Diplompsychologe Tim Glogner spricht über die vollkommene und unveränderliche Grundwesenheit jedes Menschen. Er gibt Tipps, wie man sowohl aktiv als auch passiv Zugang zu ihr finden und sie nach außen wirken lassen kann.

© Unsplash

(Unsplash)

Man sagt: Menschen verändern sich. Man ist mit 20 Jahren nicht dieselbe Person wie mit 60 Jahren. Jedoch wohnt jedem und jeder ein Grundwesen inne, das im Laufe eines Lebens unverändert bleibt. Ob und wie sich diese Grundwesenheit nach außen wirken lässt, ist jedoch eine andere Frage. Diese Ansicht beruht auf folgendem Menschenbild:

Der Kern oder das wahre, tiefste Wesen jedes Menschen ist ganz und im tiefsten Sinne heil und geborgen. Auch ist es mit dem „großen“, alles durchdringenden Leben verbunden. Jeder Mensch kann folglich als Welle betrachtet werden, als Welle im großen Fluss des Lebensmeeres. Da die Welle, die gleiche Essenz hat wie das Meer – nämlich Wasser – ist sie in gewissem, bescheiden interpretierten Sinne das Meer selbst.

Der individuelle, unzerstörbare Kern

Diese Grundwesenheit ist unzerstörbar. Man kann beispielsweise natürlich, intelligent, liebevoll, ethisch oder weise sein. Das heißt, sie offenbart lediglich gute, sinnvolle Qualitäten. Es ginge demzufolge also im Leben nicht darum, etwas zu erreichen, irgendwo hinzukommen, sich irgendwo als Persönlichkeit zu „positionieren“, sondern wie es beispielsweise der Psychologieprofessor Belschner formuliert: „Um die Freilegung des menschlichen Grundwesens oder Herzens“.
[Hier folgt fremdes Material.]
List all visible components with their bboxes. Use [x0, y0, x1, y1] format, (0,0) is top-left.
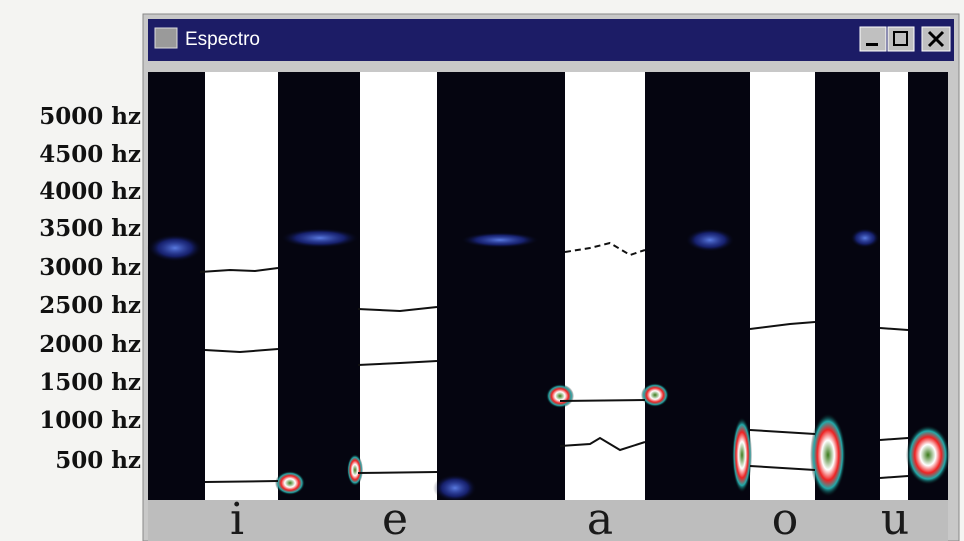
energy-blob — [906, 425, 950, 485]
window-title: Espectro — [185, 29, 260, 50]
axis-label: 4500 hz — [39, 141, 141, 168]
label-strip — [148, 500, 948, 541]
energy-blob — [460, 232, 540, 248]
energy-blob — [810, 413, 846, 497]
maximize-button[interactable] — [888, 27, 914, 51]
axis-label: 5000 hz — [39, 103, 141, 130]
formant-line — [205, 481, 278, 482]
axis-label: 3500 hz — [39, 215, 141, 242]
minimize-button[interactable] — [860, 27, 886, 51]
axis-label: 4000 hz — [39, 178, 141, 205]
axis-label: 2500 hz — [39, 292, 141, 319]
segment-gap — [750, 72, 815, 500]
formant-line — [560, 400, 645, 401]
energy-blob — [347, 454, 363, 486]
page: Espectro — [0, 0, 964, 541]
energy-blob — [732, 417, 752, 493]
segment-gap — [880, 72, 908, 500]
energy-blob — [433, 474, 477, 502]
axis-label: 1500 hz — [39, 369, 141, 396]
spectrogram — [147, 72, 950, 502]
screenshot: Espectro — [0, 0, 964, 541]
axis-label: 2000 hz — [39, 331, 141, 358]
energy-blob — [147, 234, 203, 262]
energy-blob — [280, 228, 360, 248]
axis-label: 3000 hz — [39, 254, 141, 281]
energy-blob — [546, 384, 574, 408]
energy-blob — [850, 228, 880, 248]
axis-label: 1000 hz — [39, 407, 141, 434]
title-bar — [148, 19, 954, 61]
segment-gap — [205, 72, 278, 500]
formant-line — [358, 472, 437, 473]
segment-gap — [565, 72, 645, 500]
vowel-label: i — [230, 494, 244, 541]
segment-gap — [360, 72, 437, 500]
vowel-label: u — [881, 494, 909, 541]
window-icon — [155, 28, 177, 48]
vowel-label: e — [382, 494, 408, 541]
vowel-label: a — [587, 494, 613, 541]
energy-blob — [685, 228, 735, 252]
axis-label: 500 hz — [55, 447, 141, 474]
vowel-label: o — [772, 494, 799, 541]
minimize-icon — [866, 43, 878, 46]
energy-blob — [641, 383, 669, 407]
energy-blob — [275, 471, 305, 495]
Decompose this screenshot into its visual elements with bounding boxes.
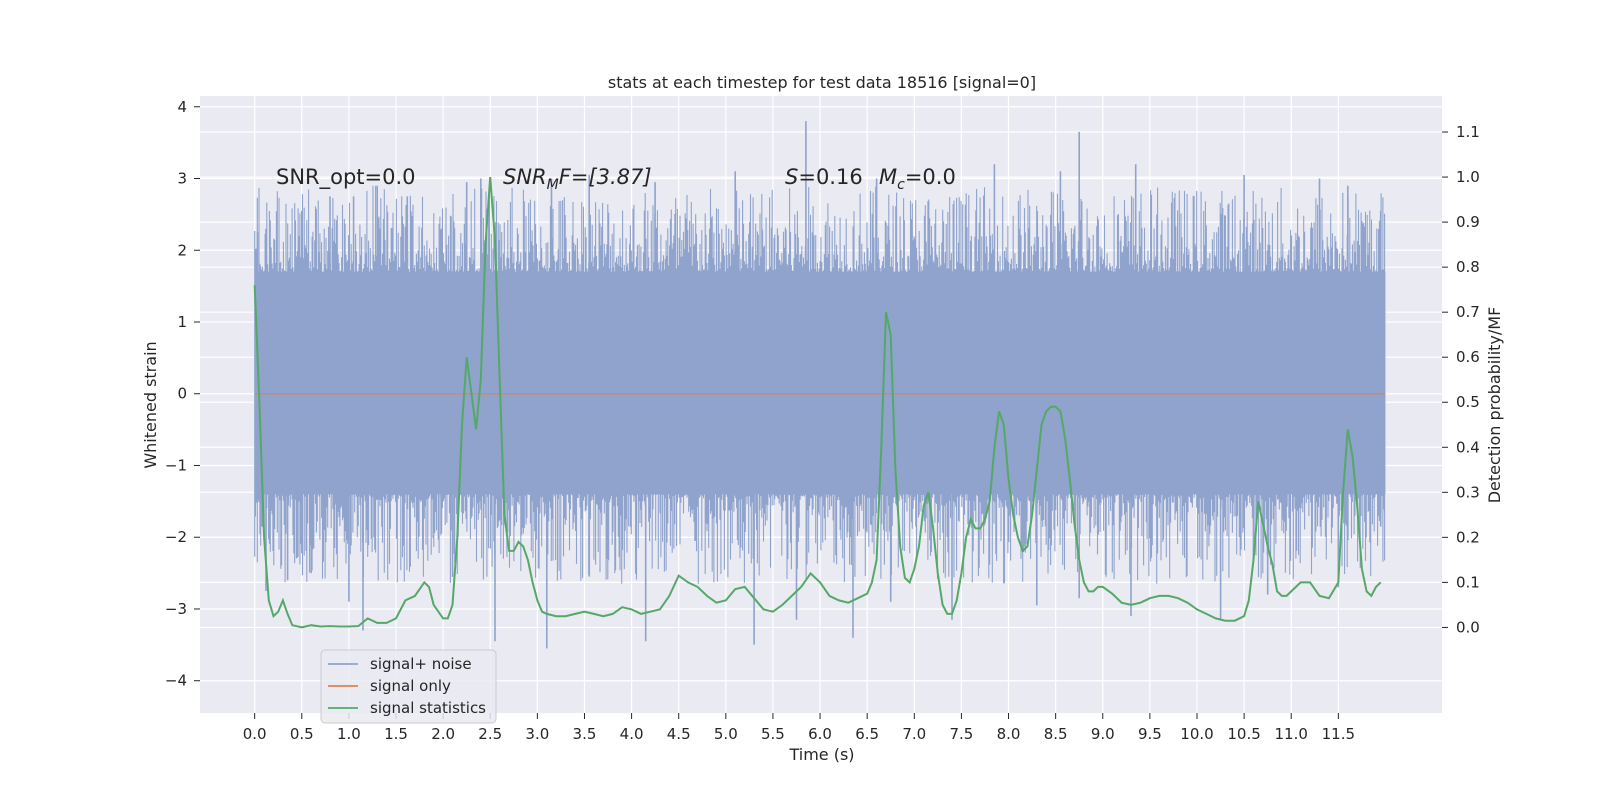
- annotation-snr-mf-sub: M: [547, 177, 559, 193]
- legend-box: [320, 649, 497, 724]
- x-tick-label: 7.5: [949, 725, 973, 743]
- y2-tick-label: 0.3: [1456, 483, 1480, 501]
- x-tick-label: 8.0: [997, 725, 1021, 743]
- y2-tick-label: 0.5: [1456, 393, 1480, 411]
- x-tick-label: 3.0: [525, 725, 549, 743]
- y-tick-label: −2: [165, 528, 187, 546]
- y2-tick-label: 1.0: [1456, 168, 1480, 186]
- annotation-mc-name: M: [879, 165, 897, 189]
- y-tick-label: −1: [165, 456, 187, 474]
- signal-noise-extremes: [256, 121, 1382, 649]
- x-tick-label: 5.5: [761, 725, 785, 743]
- x-tick-label: 10.5: [1227, 725, 1260, 743]
- y-tick-label: −3: [165, 600, 187, 618]
- annotation-s: S=0.16: [785, 165, 863, 189]
- y-tick-label: −4: [165, 672, 187, 690]
- annotation-mc-sub: c: [897, 177, 905, 193]
- signal-statistics-series: [253, 177, 1382, 629]
- y2-axis-ticks: 1.1 1.0 0.9 0.8 0.7 0.6 0.5 0.4 0.3 0.2 0.1 0.0: [1442, 123, 1480, 636]
- annotation-snr-mf: SNRMF=[3.87]: [503, 165, 652, 193]
- annotation-snr-mf-suffix: F=[3.87]: [559, 165, 652, 189]
- y-axis-label: Whitened strain: [141, 341, 160, 468]
- y-tick-label: 3: [177, 170, 187, 188]
- annotation-snr-opt: SNR_opt=0.0: [276, 165, 416, 190]
- x-tick-label: 7.0: [902, 725, 926, 743]
- x-tick-label: 4.5: [667, 725, 691, 743]
- y2-tick-label: 0.2: [1456, 528, 1480, 546]
- x-tick-label: 6.5: [855, 725, 879, 743]
- annotation-s-name: S: [785, 165, 798, 189]
- y2-tick-label: 0.7: [1456, 303, 1480, 321]
- x-tick-label: 8.5: [1044, 725, 1068, 743]
- x-tick-label: 11.0: [1275, 725, 1308, 743]
- x-axis-label: Time (s): [788, 745, 854, 764]
- legend-label-signal-statistics: signal statistics: [370, 699, 486, 717]
- x-tick-label: 10.0: [1180, 725, 1213, 743]
- y2-tick-label: 0.8: [1456, 258, 1480, 276]
- x-tick-label: 0.0: [243, 725, 267, 743]
- annotation-mc-value: =0.0: [905, 165, 956, 189]
- y2-tick-label: 0.9: [1456, 213, 1480, 231]
- annotation-snr-mf-name: SNR: [503, 165, 547, 189]
- y2-tick-label: 0.0: [1456, 618, 1480, 636]
- y2-tick-label: 1.1: [1456, 123, 1480, 141]
- x-tick-label: 6.0: [808, 725, 832, 743]
- x-tick-label: 1.0: [337, 725, 361, 743]
- legend-label-signal-noise: signal+ noise: [370, 655, 472, 673]
- chart-title: stats at each timestep for test data 185…: [608, 73, 1036, 92]
- x-tick-label: 5.0: [714, 725, 738, 743]
- x-tick-label: 4.0: [620, 725, 644, 743]
- y-tick-label: 1: [177, 313, 187, 331]
- signal-noise-series: [254, 121, 1386, 649]
- x-tick-label: 2.0: [431, 725, 455, 743]
- signal-statistics-line: [253, 177, 1382, 629]
- annotation-mc: Mc=0.0: [879, 165, 956, 193]
- x-tick-label: 11.5: [1322, 725, 1355, 743]
- x-tick-label: 9.5: [1138, 725, 1162, 743]
- y-tick-label: 4: [177, 98, 187, 116]
- legend-label-signal-only: signal only: [370, 677, 451, 695]
- x-tick-label: 9.0: [1091, 725, 1115, 743]
- y2-tick-label: 0.6: [1456, 348, 1480, 366]
- y2-axis-label: Detection probability/MF: [1485, 307, 1504, 504]
- x-tick-label: 0.5: [290, 725, 314, 743]
- x-tick-label: 1.5: [384, 725, 408, 743]
- y2-tick-label: 0.1: [1456, 573, 1480, 591]
- x-axis-ticks: 0.0 0.5 1.0 1.5 2.0 2.5 3.0 3.5 4.0 4.5 5.0 5.5 6.0 6…: [243, 713, 1355, 743]
- y-axis-ticks: 4 3 2 1 0 −1 −2 −3 −4: [165, 98, 200, 690]
- annotation-s-value: =0.16: [798, 165, 862, 189]
- x-tick-label: 2.5: [478, 725, 502, 743]
- legend: signal+ noise signal only signal statist…: [320, 649, 497, 724]
- x-tick-label: 3.5: [573, 725, 597, 743]
- y2-tick-label: 0.4: [1456, 438, 1480, 456]
- y-tick-label: 0: [177, 385, 187, 403]
- y-tick-label: 2: [177, 241, 187, 259]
Auch das Wort „entwickeln“ deutet auf einen derartigen Prozess hin, in dem Sinne, dass der Mensch sein potentiell immer vorhandenes Grundwesen in seinem Lebensvollzug allmählich auswickeln kann. Man könnte auch sagen: Man lässt zu, dass diese Grundwesenheit durch uns durchscheinen oder „aus uns ausfließen“ kann.
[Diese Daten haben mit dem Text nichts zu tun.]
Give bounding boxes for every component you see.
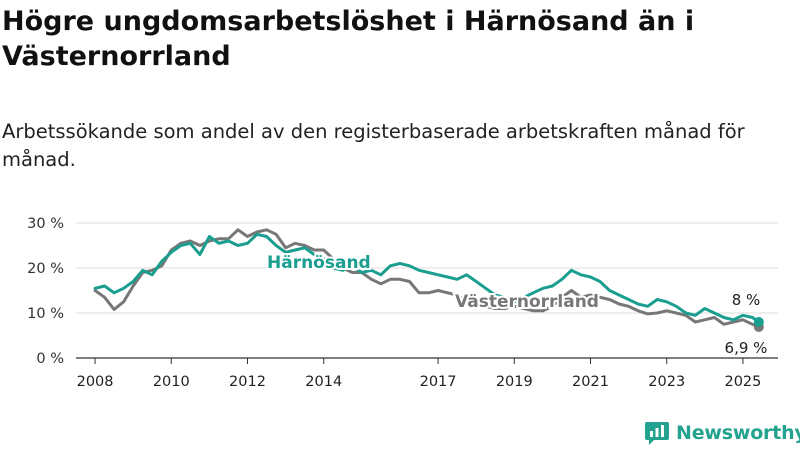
y-tick-label: 30 %: [27, 216, 64, 232]
series-name-label: Härnösand: [267, 253, 371, 273]
y-tick-label: 20 %: [27, 261, 64, 277]
brand: Newsworthy: [644, 420, 800, 446]
x-tick-label: 2008: [77, 374, 114, 390]
x-tick-label: 2023: [648, 374, 685, 390]
chart-subtitle: Arbetssökande som andel av den registerb…: [2, 120, 745, 171]
y-tick-label: 10 %: [27, 306, 64, 322]
x-tick-label: 2012: [229, 374, 266, 390]
series-lines: [93, 228, 764, 332]
series-line: [93, 228, 761, 329]
x-tick-label: 2017: [420, 374, 457, 390]
x-axis: 2008 2010 2012 2014 2017 2019 2021 2023 2025: [76, 357, 778, 390]
series-end-point: [753, 317, 764, 327]
x-tick-label: 2010: [153, 374, 190, 390]
series-name-label: Västernorrland: [455, 292, 599, 312]
brand-name: Newsworthy: [676, 422, 800, 444]
series-line: [93, 232, 761, 324]
x-tick-label: 2014: [305, 374, 342, 390]
chart-title: Högre ungdomsarbetslöshet i Härnösand än…: [2, 6, 695, 72]
x-tick-label: 2021: [572, 374, 609, 390]
y-axis: 0 % 10 % 20 % 30 %: [27, 216, 64, 367]
y-tick-label: 0 %: [36, 351, 64, 367]
grid: [76, 222, 778, 314]
x-tick-label: 2025: [724, 374, 761, 390]
end-value-label: 8 %: [732, 291, 761, 309]
series-labels: Härnösand Västernorrland 8 % 6,9 %: [265, 251, 768, 357]
x-tick-label: 2019: [496, 374, 533, 390]
end-value-label: 6,9 %: [725, 339, 768, 357]
newsworthy-logo-icon: [645, 422, 669, 445]
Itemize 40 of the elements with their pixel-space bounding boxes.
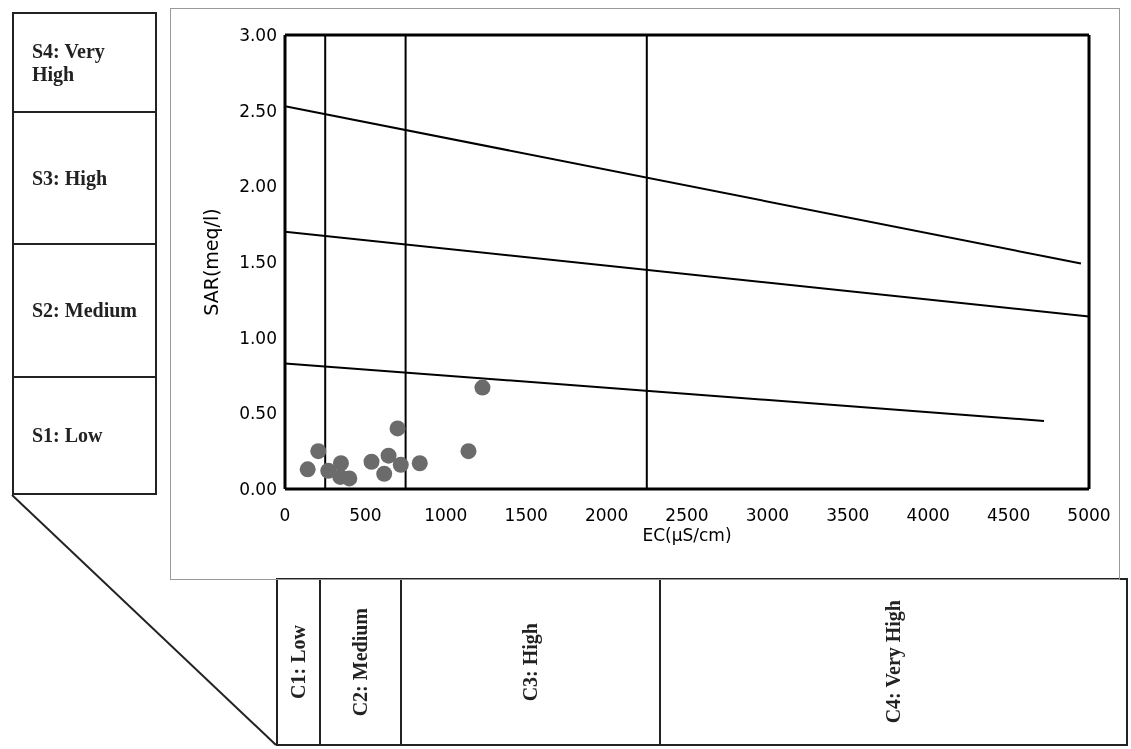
x-tick-label: 5000: [1067, 505, 1111, 525]
text: S3: High: [32, 166, 109, 190]
x-tick-label: 3500: [826, 505, 870, 525]
x-tick-label: 2500: [665, 505, 709, 525]
x-tick-label: 3000: [745, 505, 790, 525]
point: [299, 461, 316, 478]
point: [392, 456, 409, 473]
x-axis-title: EC(μS/cm): [642, 525, 732, 545]
y-tick-label: 0.50: [239, 403, 277, 424]
point: [376, 465, 393, 482]
x-tick-label: 2000: [584, 505, 629, 525]
x-tick-label: 4500: [986, 505, 1031, 525]
x-tick-label: 1500: [504, 505, 548, 525]
x-tick-label: 500: [349, 505, 382, 525]
y-tick-label: 2.50: [239, 100, 277, 121]
x-tick-label: 4000: [906, 505, 950, 525]
text: S4: Very High: [32, 39, 106, 86]
point: [474, 379, 491, 396]
point: [363, 453, 380, 470]
text: C4: Very High: [882, 600, 905, 724]
y-tick-label: 1.00: [239, 327, 277, 348]
point: [332, 455, 349, 472]
point: [411, 455, 428, 472]
text: C2: Medium: [349, 607, 372, 717]
x-tick-label: 0: [279, 505, 291, 525]
point: [380, 447, 397, 464]
y-tick-label: 0.00: [239, 479, 277, 500]
y-tick-label: 2.00: [239, 176, 277, 197]
text: C1: Low: [287, 625, 310, 699]
x-tick-label: 1000: [424, 505, 468, 525]
y-tick-label: 1.50: [239, 252, 277, 273]
point: [310, 443, 327, 460]
point: [460, 443, 477, 460]
y-axis-title: SAR(meq/l): [199, 208, 222, 316]
text: C3: High: [519, 622, 542, 702]
y-tick-label: 3.00: [239, 25, 277, 46]
point: [389, 420, 406, 437]
text: S2: Medium: [32, 299, 138, 322]
text: S1: Low: [32, 424, 104, 447]
point: [320, 462, 337, 479]
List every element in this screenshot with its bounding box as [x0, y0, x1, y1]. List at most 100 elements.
Die Außenwirkung des Grundwesens

Insbesondere für Menschen, die sich körperlich, sozial oder psychisch behindert erleben, liegt ein großer Trost darin: So sicher wie jeder physische Körper – auch der gesündeste, die „berühmteste Persönlichkeit“ – einmal sterben wird, ebenso sicher ist, dass die menschliche Grundwesenheit nie verloren geht. Sie kann nicht sterben oder beschädigt werden. Denn sie ist feiner, weiter, tiefer und realer als Körper, Gedanken und Emotionen.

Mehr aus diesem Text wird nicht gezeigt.